The lantern is complete and runs with data!
This was no small task getting the final parts of the lantern functioning properly. The last steps were to collect the data from the garden, query it, and then program the lights to respond to the data. Ben wrote a wonderful database so that now we can collect data from the garden, store it, and query it! Once that was complete we needed to hook up the lights. However, in order to run the database querying we could only light 216 lights, but the tree has 229 nights! Therefore, we had to learn how to use a Arduino mini to run the lights as a "backpack" from the Arduino uno. This was quite complicated, but with help from ajfisher (at about 1am!) we were able to get the mini programmed and the uno directing traffic to the mini. Here is what that looked like!
Finally, the lights were ready to go and could connect to the data. However, the task of deciding how to map the data to the lights and then program that was no small task. I decided to draw on what high school and middle school students would learn about plants. So after reading standards, textbooks, and thinking back to my own studies, I decided to focus on the processes occurring in plants, such as photosynthesis and transpiration. Here is what the final tree looked like from the front and back!
The lights you see moving in this data show real time data! I took the moisture, temperature, and humidity values and determined how "fast" and how much transpiration, visualized with teal light, would move up the tree (can be seen below). So if no water is present and the plants dry out then no movement happens with those lights, and the overall blue on the base fades to red.
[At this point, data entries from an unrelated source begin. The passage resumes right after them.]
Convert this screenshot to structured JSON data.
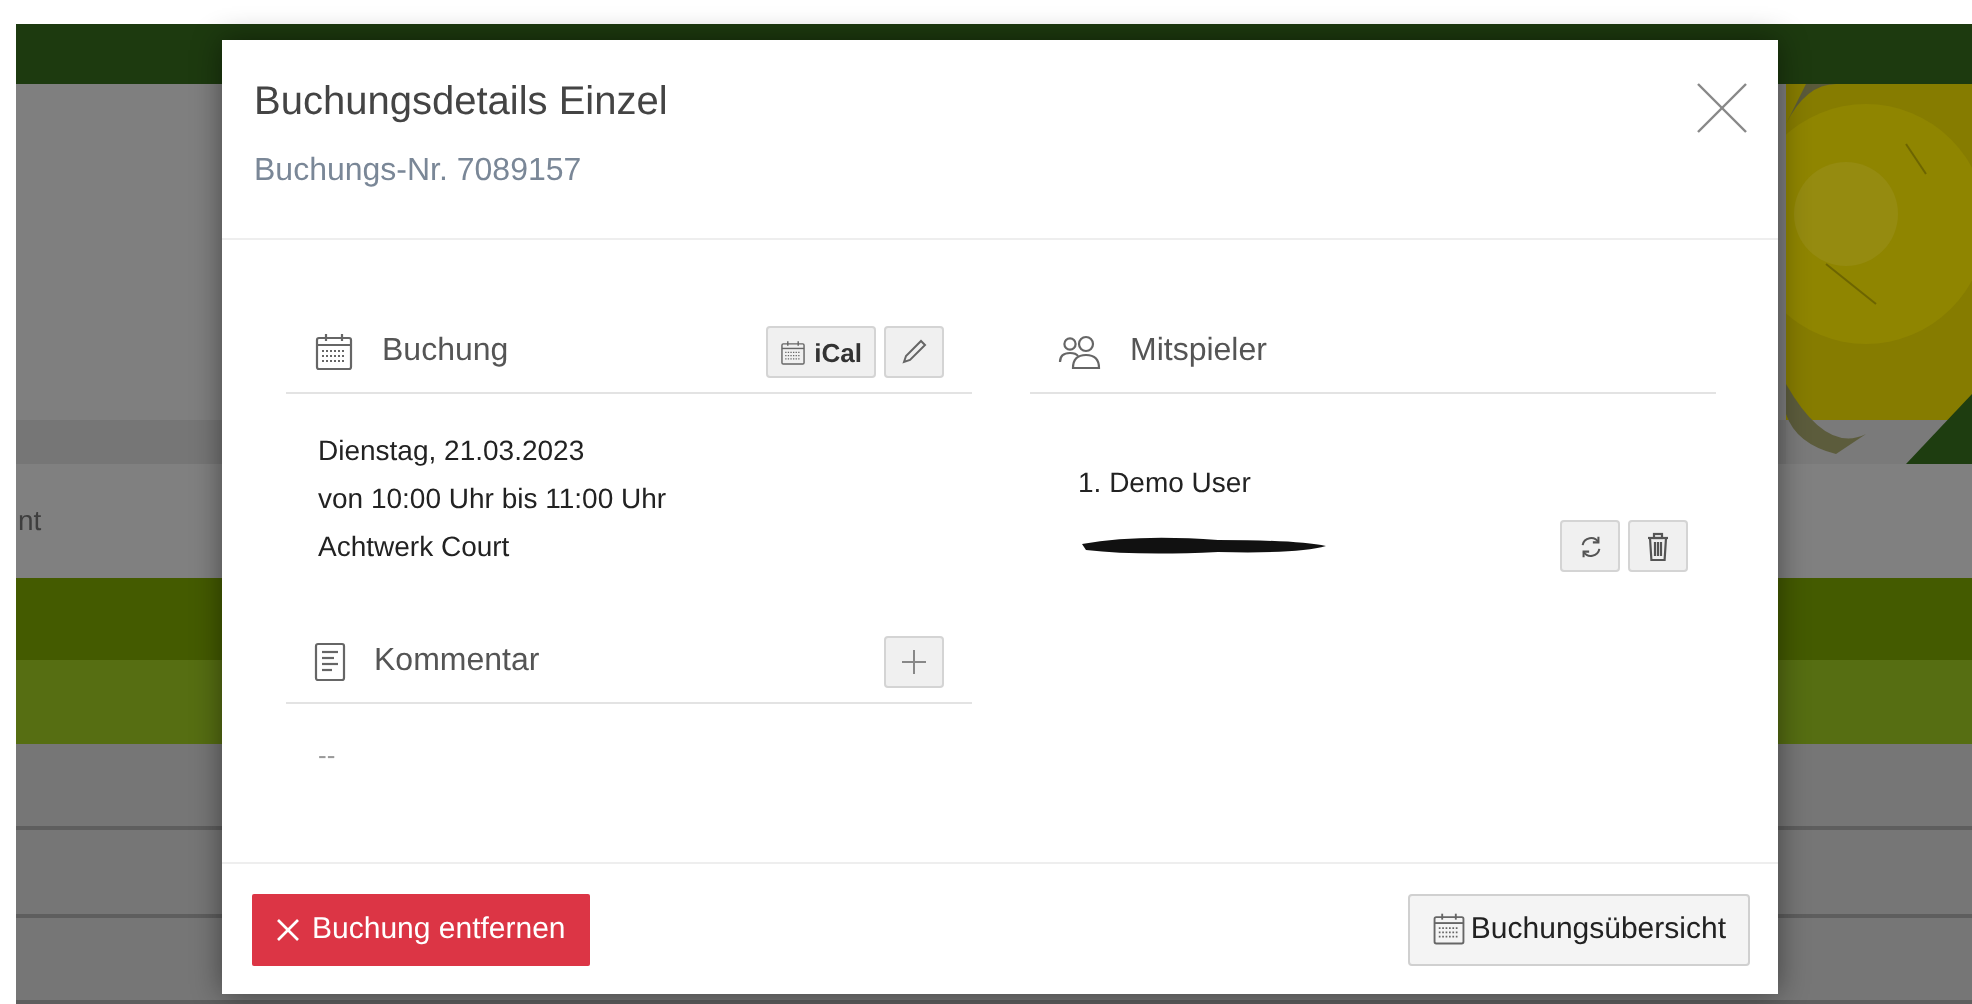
{
  "page": {
    "background_text": "nt"
  },
  "dialog": {
    "title": "Buchungsdetails Einzel",
    "subtitle": "Buchungs-Nr. 7089157",
    "booking": {
      "heading": "Buchung",
      "ical_button": "iCal",
      "lines": [
        "Dienstag, 21.03.2023",
        "von 10:00 Uhr bis 11:00 Uhr",
        "Achtwerk Court"
      ]
    },
    "comment": {
      "heading": "Kommentar",
      "text": "--"
    },
    "players": {
      "heading": "Mitspieler",
      "items": [
        {
          "name": "1. Demo User",
          "redacted": false,
          "actions": false
        },
        {
          "redacted": true,
          "actions": true
        }
      ]
    },
    "footer": {
      "remove_button": "Buchung entfernen",
      "overview_button": "Buchungsübersicht"
    }
  }
}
As for the photosynthesis it occurs on the "leaves" (of course!) which I imagine are like the little nubs on the branches. So you can see when the light level sensor detects enough light then photosynthesis can occur. Temperature and moisture also play a role in this to affect speed. So if you watch one of the nubs in the next video you can see it turn from white to yellow and then fade to red before being "transported" into the tree's branch. This is like the sugars being made and processed from glucose to sucrose and then be transported around the tree to other parts that are not able to do photosynthesis.
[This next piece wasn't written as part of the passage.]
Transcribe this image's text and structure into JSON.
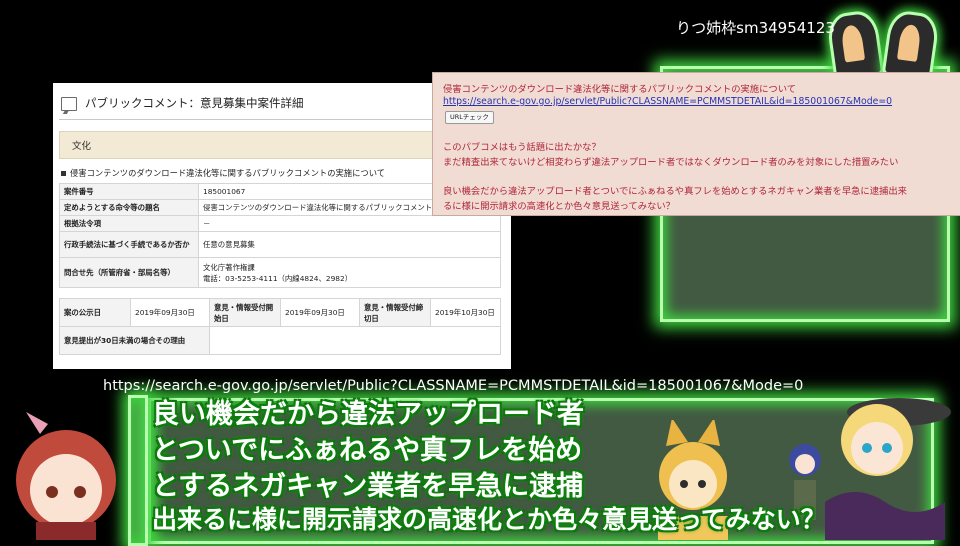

And finally the overall health of the plan can be determined by looking at the face of the "garden spirit". As moisture drops and stays dropped the blue drains out of the face leaving it more red. However, if the plant is also unable to do photosynthesis for a while (no lights is being detected in the garden and/or temperature is too low) then the red also fades out of the face. Therefore, if the plant has little water and little light then the face lights go very dim, showing an unhealthy situation; however if the plant is healthy we should see a nice purple glow! Here are some final pictures of the lantern with data!
What a wonderful project this has been! Thank you to everyone who has helped with this project!!! Sad to see it be almost finished up, but excited to get into classrooms and working with students to design their own garden lanterns!